The State Board of Finance on Friday unanimously approved increasing the rate paid to cover the cost of Arkansas state employee health insurance premiums. Currently, the state provides coverage for about 160,000 state and public school employees along with retirees and their families.
Jake Bleed, director of the Employee Benefits Division, told board members during a hearing that the state paying 65% of the cost of health insurance premiums is not enough.
“Right now our rates don’t reflect best practices. Our rates have actually been held flat for a number of years,” Bleed said. “Those of you who work in insurance for any amount of time know that as plan costs go up, while the rates are held flat then those rates are not reflective of the actual cost of coverage being provided.”
Arkansas doesn’t have any way to raise rates without legislative approval and that is part of the reason the state’s contributions have stayed flat, Bleed explained.
According to a memo from the Employee Benefits Division, if Arkansas keeps the rate at 65%, the state’s health insurance plan for public school employees will begin deficit spending by 2025 and run out of its reserves by 2028.
Larry Walther, the state’s chief fiscal officer, said it was important to find a solution.
“Obviously, this is an important part of the strategy the state uses to recruit people seeking to be employed with the state,” Walther said. “It is needed to maintain [the state’s] workforce. It is an important part of our benefits package.”
Milliman, Inc, a risk management consulting firm based in Seattle, Washington, recommended the state needs to pay 80% of the cost of premiums for employee health insurance plans. Bleed told the board the 15% increase would still keep Arkansas’ contribution rate below surrounding states, with some of them paying up to 90%. Currently, Arkansas pays the lowest rate into employee health insurance plans among surrounding states, according to the memo.

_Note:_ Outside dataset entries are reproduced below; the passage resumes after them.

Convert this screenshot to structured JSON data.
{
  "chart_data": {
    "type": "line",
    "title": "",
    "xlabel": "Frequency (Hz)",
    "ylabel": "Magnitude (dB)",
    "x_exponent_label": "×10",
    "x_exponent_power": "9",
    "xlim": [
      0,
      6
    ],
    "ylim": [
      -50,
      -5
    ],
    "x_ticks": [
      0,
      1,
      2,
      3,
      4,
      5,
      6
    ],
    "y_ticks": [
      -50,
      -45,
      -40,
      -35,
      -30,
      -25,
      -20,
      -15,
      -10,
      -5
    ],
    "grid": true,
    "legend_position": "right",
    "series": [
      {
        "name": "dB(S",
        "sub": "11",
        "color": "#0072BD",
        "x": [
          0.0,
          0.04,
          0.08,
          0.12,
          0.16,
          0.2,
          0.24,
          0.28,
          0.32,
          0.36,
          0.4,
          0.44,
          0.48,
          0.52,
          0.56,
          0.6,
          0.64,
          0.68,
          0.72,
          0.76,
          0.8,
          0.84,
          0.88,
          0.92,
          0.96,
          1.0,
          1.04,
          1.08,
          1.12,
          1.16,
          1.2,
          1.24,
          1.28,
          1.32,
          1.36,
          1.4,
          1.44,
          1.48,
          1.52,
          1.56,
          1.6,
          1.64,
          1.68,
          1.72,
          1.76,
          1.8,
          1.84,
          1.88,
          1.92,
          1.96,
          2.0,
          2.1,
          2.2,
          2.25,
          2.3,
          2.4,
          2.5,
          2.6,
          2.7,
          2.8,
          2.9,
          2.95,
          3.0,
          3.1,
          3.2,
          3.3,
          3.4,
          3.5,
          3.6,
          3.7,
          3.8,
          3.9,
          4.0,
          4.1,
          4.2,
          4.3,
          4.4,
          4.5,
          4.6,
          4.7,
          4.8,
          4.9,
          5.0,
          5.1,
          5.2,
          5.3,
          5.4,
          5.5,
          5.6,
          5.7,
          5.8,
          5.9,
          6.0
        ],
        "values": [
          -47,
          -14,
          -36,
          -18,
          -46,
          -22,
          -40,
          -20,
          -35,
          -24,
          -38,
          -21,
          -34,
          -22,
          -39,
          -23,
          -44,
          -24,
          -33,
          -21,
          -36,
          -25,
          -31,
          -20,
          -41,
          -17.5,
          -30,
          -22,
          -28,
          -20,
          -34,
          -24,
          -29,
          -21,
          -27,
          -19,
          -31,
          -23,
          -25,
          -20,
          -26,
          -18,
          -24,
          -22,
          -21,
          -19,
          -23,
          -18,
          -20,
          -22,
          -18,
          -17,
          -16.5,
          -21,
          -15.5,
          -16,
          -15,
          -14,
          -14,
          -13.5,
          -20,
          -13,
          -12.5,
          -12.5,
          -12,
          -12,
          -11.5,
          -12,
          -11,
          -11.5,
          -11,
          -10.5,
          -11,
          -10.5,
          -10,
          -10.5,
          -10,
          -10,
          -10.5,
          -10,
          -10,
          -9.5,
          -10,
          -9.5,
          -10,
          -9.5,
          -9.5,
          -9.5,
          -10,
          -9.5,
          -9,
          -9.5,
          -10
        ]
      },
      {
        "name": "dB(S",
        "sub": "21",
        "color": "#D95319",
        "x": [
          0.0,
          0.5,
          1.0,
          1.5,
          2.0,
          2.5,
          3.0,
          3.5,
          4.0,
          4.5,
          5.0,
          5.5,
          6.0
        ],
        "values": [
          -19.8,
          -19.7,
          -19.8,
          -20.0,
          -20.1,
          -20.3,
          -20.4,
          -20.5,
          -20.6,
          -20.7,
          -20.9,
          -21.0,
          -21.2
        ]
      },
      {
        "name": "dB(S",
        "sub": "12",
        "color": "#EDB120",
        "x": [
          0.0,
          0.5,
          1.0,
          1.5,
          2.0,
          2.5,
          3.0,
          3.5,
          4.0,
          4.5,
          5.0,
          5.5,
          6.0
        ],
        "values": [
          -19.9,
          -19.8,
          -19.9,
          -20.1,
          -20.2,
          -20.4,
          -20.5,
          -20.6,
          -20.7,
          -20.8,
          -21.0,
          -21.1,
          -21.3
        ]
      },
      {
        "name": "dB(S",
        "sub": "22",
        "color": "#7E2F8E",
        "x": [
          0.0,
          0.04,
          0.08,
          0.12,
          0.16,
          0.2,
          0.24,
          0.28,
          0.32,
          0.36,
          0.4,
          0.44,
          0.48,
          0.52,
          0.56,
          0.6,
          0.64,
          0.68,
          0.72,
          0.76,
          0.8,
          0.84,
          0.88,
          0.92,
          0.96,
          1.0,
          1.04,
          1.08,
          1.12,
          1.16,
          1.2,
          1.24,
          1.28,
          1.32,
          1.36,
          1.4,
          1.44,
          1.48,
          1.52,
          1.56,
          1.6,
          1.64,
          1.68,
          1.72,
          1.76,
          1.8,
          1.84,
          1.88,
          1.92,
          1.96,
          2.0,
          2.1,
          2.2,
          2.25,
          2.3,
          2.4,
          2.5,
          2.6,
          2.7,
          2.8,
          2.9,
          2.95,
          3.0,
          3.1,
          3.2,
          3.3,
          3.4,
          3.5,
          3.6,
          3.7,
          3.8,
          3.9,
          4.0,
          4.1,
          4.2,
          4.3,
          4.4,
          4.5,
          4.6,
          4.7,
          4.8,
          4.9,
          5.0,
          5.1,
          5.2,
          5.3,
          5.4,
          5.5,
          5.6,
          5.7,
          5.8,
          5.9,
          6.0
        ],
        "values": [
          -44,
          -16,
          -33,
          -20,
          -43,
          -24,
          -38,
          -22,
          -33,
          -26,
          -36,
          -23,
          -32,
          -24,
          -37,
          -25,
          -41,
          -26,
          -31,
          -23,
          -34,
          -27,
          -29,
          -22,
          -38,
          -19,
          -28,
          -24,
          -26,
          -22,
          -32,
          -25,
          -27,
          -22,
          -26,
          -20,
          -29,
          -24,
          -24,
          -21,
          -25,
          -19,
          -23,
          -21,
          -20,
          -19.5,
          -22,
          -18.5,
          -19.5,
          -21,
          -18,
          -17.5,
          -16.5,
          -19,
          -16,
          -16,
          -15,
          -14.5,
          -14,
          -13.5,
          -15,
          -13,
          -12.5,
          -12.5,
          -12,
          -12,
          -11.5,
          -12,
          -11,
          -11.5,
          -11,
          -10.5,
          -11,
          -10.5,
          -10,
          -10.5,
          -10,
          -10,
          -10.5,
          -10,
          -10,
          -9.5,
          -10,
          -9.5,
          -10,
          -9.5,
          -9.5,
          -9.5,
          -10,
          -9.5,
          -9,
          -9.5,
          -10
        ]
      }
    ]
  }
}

Bleed said to implement the increase to 80%, it would have to be done over a few years.
In the memo, Bleed wrote employees are unlikely to see dramatic changes in their premium rates, under this proposal. The memo says many employees will see a decrease, while retirees under 65 are likely to see increases in their premiums.
The proposed rate increase still needs approval from the Arkansas Legislature and Gov. Asa Hutchinson to take effect.